In iOS 6, Apple assumes that the only reason you would want to connect to Wi-Fi is to access the Internet, and that all hotspots authenticate users via a Web server. Both assumptions are wrong. When you connect to a Wi-Fi hotspot using Apple iOS 6, it starts a browser and assumes that if you need to log in, you will immediately do so via that browser.

Switch the context away from the browser (e.g. by pressing the "home button") before the device is able to contact Apple via the Internet, and the OS disconnects you from the Wi-Fi.

At our hotspots, users first connect to the Wi-Fi network and then activate a secure VPN connection that provides them with privacy (all of the Wi-Fi encryption schemes are easily broken) to "tunnel" out to the Internet. But they cannot do this on iOS 6. When they switch away from the browser and go to the "Settings" app to start the VPN, they find that they've been cut off from the Wi-Fi and cannot make a VPN connection.
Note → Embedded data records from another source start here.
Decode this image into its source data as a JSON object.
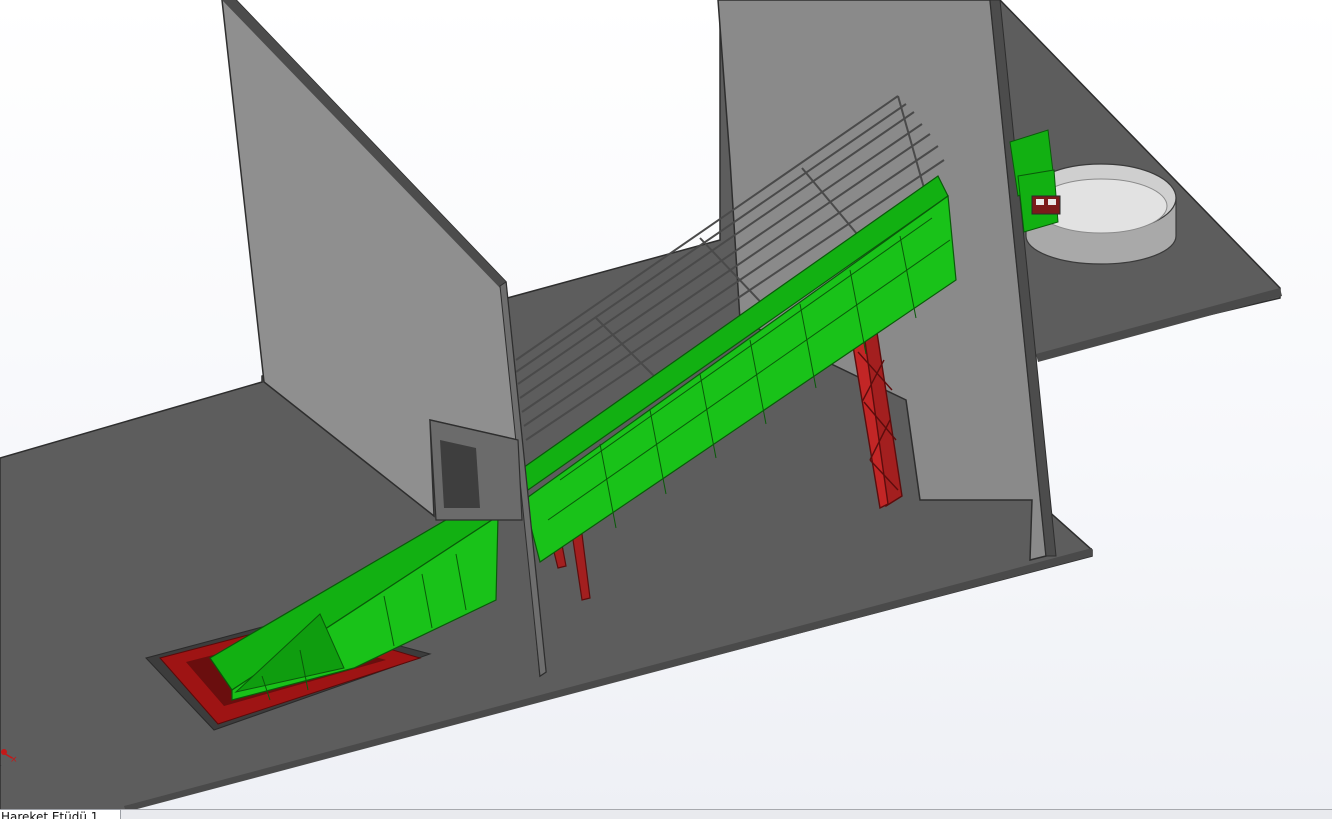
{
  "viewport": {
    "background": "#ffffff",
    "colors": {
      "floor": "#5d5d5d",
      "wall": "#8a8a8a",
      "edge": "#2e2e2e",
      "conveyor": "#12b012",
      "conveyor_dark": "#0c7d0c",
      "support": "#a31f1f",
      "pit": "#9e1414",
      "tank": "#bcbcbc"
    }
  },
  "triad": {
    "name": "axis-triad-icon"
  },
  "tabbar": {
    "active_tab": "Hareket Etüdü 1"
  }
}
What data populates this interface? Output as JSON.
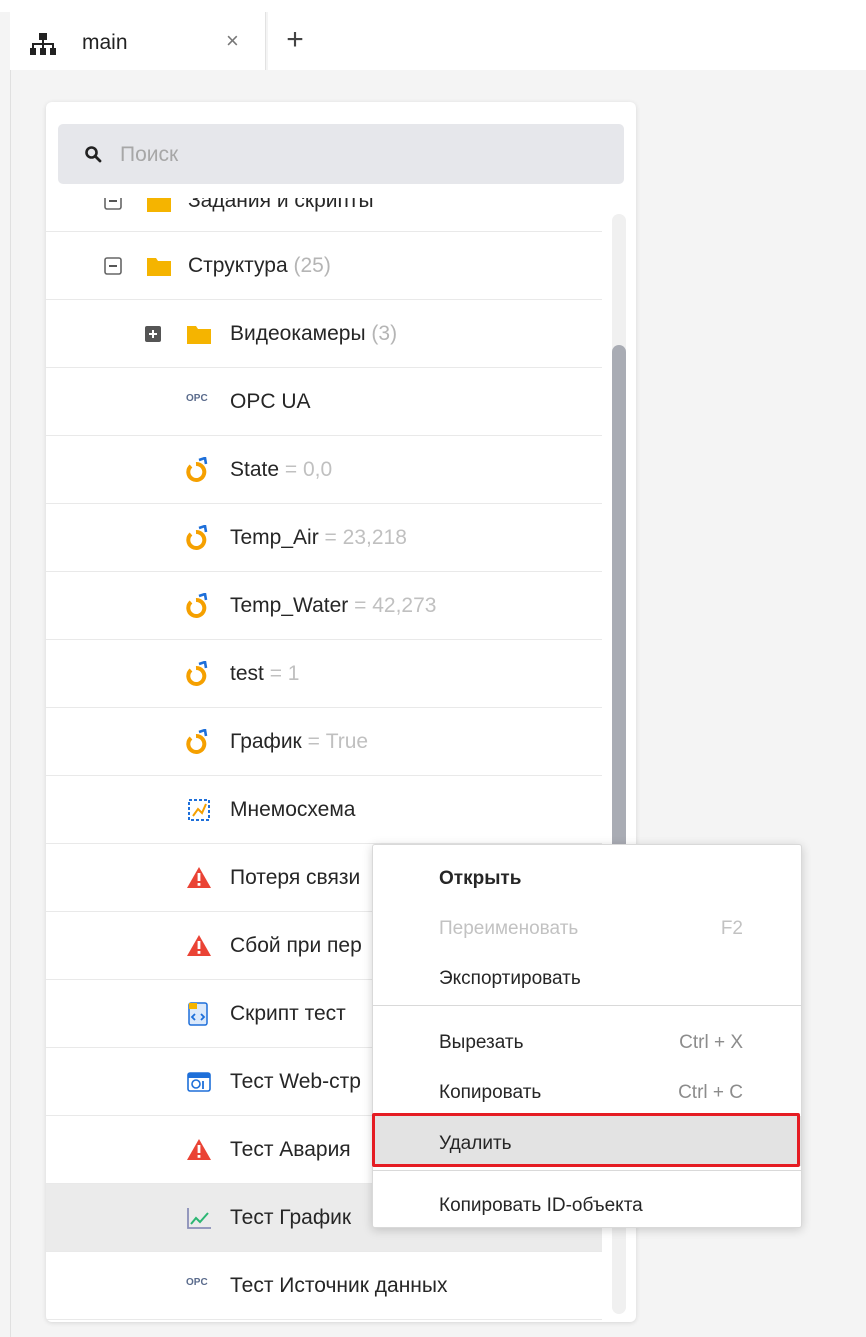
{
  "tab": {
    "label": "main",
    "close_glyph": "×",
    "add_glyph": "+",
    "icon": "hierarchy-icon"
  },
  "search": {
    "placeholder": "Поиск",
    "value": "",
    "icon": "search-icon"
  },
  "tree": {
    "cut_row_label": "Задания и скрипты",
    "rows": [
      {
        "label": "Структура",
        "count": "(25)",
        "icon": "folder-icon",
        "expander": "minus"
      },
      {
        "label": "Видеокамеры",
        "count": "(3)",
        "icon": "folder-icon",
        "expander": "plus"
      },
      {
        "label": "OPC UA",
        "icon": "opc-icon"
      },
      {
        "label": "State",
        "value": "= 0,0",
        "icon": "tag-icon"
      },
      {
        "label": "Temp_Air",
        "value": "= 23,218",
        "icon": "tag-icon"
      },
      {
        "label": "Temp_Water",
        "value": "= 42,273",
        "icon": "tag-icon"
      },
      {
        "label": "test",
        "value": "= 1",
        "icon": "tag-icon"
      },
      {
        "label": "График",
        "value": "= True",
        "icon": "tag-icon"
      },
      {
        "label": "Мнемосхема",
        "icon": "mnemonic-icon"
      },
      {
        "label": "Потеря связи",
        "icon": "alarm-icon"
      },
      {
        "label": "Сбой при пер",
        "icon": "alarm-icon"
      },
      {
        "label": "Скрипт тест",
        "icon": "script-icon"
      },
      {
        "label": "Тест Web-стр",
        "icon": "webpage-icon"
      },
      {
        "label": "Тест Авария",
        "icon": "alarm-icon"
      },
      {
        "label": "Тест График",
        "icon": "chart-icon",
        "selected": true
      },
      {
        "label": "Тест Источник данных",
        "icon": "opc-icon"
      }
    ],
    "opc_badge": "OPC"
  },
  "context_menu": {
    "open": "Открыть",
    "rename": "Переименовать",
    "rename_key": "F2",
    "export": "Экспортировать",
    "cut": "Вырезать",
    "cut_key": "Ctrl + X",
    "copy": "Копировать",
    "copy_key": "Ctrl + C",
    "delete": "Удалить",
    "copy_id": "Копировать ID-объекта"
  },
  "colors": {
    "folder": "#f5b400",
    "alarm": "#ea4335",
    "tag_orange": "#f5a000",
    "tag_blue": "#1e6fd9",
    "highlight": "#e51c23",
    "scroll_thumb": "#a9acb4"
  }
}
Anyone who wants to connect to a private network (i.e. one that doesn't offer Internet access) and use a program other than the browser -- such as an SSH client -- also cannot do so. This makes iOS 6 useless to anyone who wants to run apps strictly on an internal network, including administrators configuring equipment.

This problem, Glass said, did not exist in iOS 5.x. "We have lots of users happily operating on iOS 5. We have tried to caution them not to upgrade."

For all that many users have upgraded to iOS 6.x, until Apple gets its Wi-Fi act together, Glass' advice is good for anyone who depends on Wi-Fi on their iPhone 4S or use their iDevices in any tightly secured Wi-Fi network.